3) Edith Wharton – The House of Mirth – It might be a misnomer to call 2010 my year of Edith Wharton, since I’ve only read two of her books this year; but in that I’ve finally “discovered” her as a stunning writer, it’s been my year of Wharton. I’d like to continue this next year and finally read The House of Mirth.

4) Rebecca West – Black Lamb & Grey Falcon – Should I even include this book on such a list? I’m not sure I’d call this read “anticipated”; it’s closer to a dreaded read, actually. I read about 100 pages of West’s history/travelogue of the Balkans in the month before moving to Macedonia, but have made no progress since. I’d like to start this book again while I’m still in the Balkans.
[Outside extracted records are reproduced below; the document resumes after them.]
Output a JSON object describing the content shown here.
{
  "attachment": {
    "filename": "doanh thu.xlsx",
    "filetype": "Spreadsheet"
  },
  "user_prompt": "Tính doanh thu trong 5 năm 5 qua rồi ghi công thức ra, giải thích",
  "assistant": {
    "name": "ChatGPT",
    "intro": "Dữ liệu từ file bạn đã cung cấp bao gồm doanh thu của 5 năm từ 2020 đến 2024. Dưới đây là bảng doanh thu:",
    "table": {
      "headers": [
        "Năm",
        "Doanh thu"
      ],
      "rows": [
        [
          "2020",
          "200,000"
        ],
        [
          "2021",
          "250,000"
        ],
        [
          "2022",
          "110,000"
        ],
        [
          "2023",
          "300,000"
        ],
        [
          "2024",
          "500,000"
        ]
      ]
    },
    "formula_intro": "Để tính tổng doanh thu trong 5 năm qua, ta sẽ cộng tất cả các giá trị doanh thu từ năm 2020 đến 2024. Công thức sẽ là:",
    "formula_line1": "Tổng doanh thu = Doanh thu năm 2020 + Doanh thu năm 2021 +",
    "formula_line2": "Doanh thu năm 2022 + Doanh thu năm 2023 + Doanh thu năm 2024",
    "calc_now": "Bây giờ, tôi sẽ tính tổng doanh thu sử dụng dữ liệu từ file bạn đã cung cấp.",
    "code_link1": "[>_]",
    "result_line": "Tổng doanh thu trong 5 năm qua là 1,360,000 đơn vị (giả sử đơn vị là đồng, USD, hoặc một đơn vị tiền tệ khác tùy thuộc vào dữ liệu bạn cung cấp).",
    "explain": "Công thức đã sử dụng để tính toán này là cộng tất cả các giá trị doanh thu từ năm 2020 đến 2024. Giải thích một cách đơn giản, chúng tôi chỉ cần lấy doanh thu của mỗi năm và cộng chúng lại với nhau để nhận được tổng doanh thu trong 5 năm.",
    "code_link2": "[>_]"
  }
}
5) Olivia Manning – Fortunes of War: The Balkan Trilogy – see the above, kind of. This book isn’t available for purchase anywhere in Macedonia, nor is it available on the kindle. But I read a review of it on a blog (wish I could remember where) and ever since have wanted to read this so much that it may warrant asking my parents to mail it to me.

6) Dennis Lehane, generally – I read Shutter Island this year. That book alone was enough to convince me that Lehane is one of the best writers we’ve got, and I have a couple of his books loaded on my kindle, waiting only for me to finish rereading Lord of the Rings.

7) Gabriel Garcia Marquez – One Hundred Years of Solitude – This book lands near Ada as a favorite – I am reluctant, actually, to insult this book by noting it as only my “second” favorite book of all time, since it’s kind of next to Ada but a smidgen lower. Imagine my face, if you can, when I found this book in the Peace Corps library. This is the book I keep looking to as the one I’ll read the second the regional spelling bee is over.

8) My Mother She Killed Me, My Father He Ate Me – a relatively new book finally finds its way onto my list. I’ve got a real fondness for stories that play with the lines of stories embedded in our collective consciousness, particularly stories that remake fairy tales. This is that rare book I dropped $10 on to get a copy for my kindle. I am expecting an awesome read.

9) The Collected Stories of John Cheever
– I packed this book when I moved to Macedonia, read a few stories, and then got caught up in other things. If nothing else, my mission over this coming year is to read, or finish reading, all the books I brought with me so that I can deposit them in the Peace Corps library, or bring them home free of the shameful knowledge that I could’ve left the book in NJ to start with.

10)Don Delillo – Underworld – I made it almost all the way through Underworld a few years ago, and I’m still not sure why I didn’t finish. I might not label Delillo a favorite writer, but I generally like his work, and since I’ve read a few of his other novels it’s time I get to this one.

* Making steady progress on The Fellowship of the Ring and The Monk and Rory Stewart’s The Prince of the Marshes, though, so probably there will be a flurry of completed books and reviews after I finish my nightmarish spelling bee project in… three days. Three days!



I’m hoping to read The House of Mirth next year as well! I’ll watch for your thoughts, if you get to it :-)

Comment by Erin

it’s way up on my list…i’ll look forward to reading your thoughts on it too.

Comment by Ellen Rhudy

Wow I can’t even imagine rereading Ada. Then again, it took me ten years to get through that book…

Comment by Amanda

haha. i remember the first time i tried reading it…for some reason it was the first book i tried by nabokov. impossible. i think i read about a hundred pages and gave up.

probably the reason it seems doable to me is that the first time i did actually read it, i was doing so for a seminar in college. it was my own book choice, to write a paper on, but reading it during a course on other nabokov works made it easier to get through. and then i did my college thesis on “ada” and some of nabokov’s other works, so it gave me the chance to talk about the book with my advisor, a LOT. i know there are huge gaps in my understanding of the book though, so i just kind of ignore the things i don’t “get.”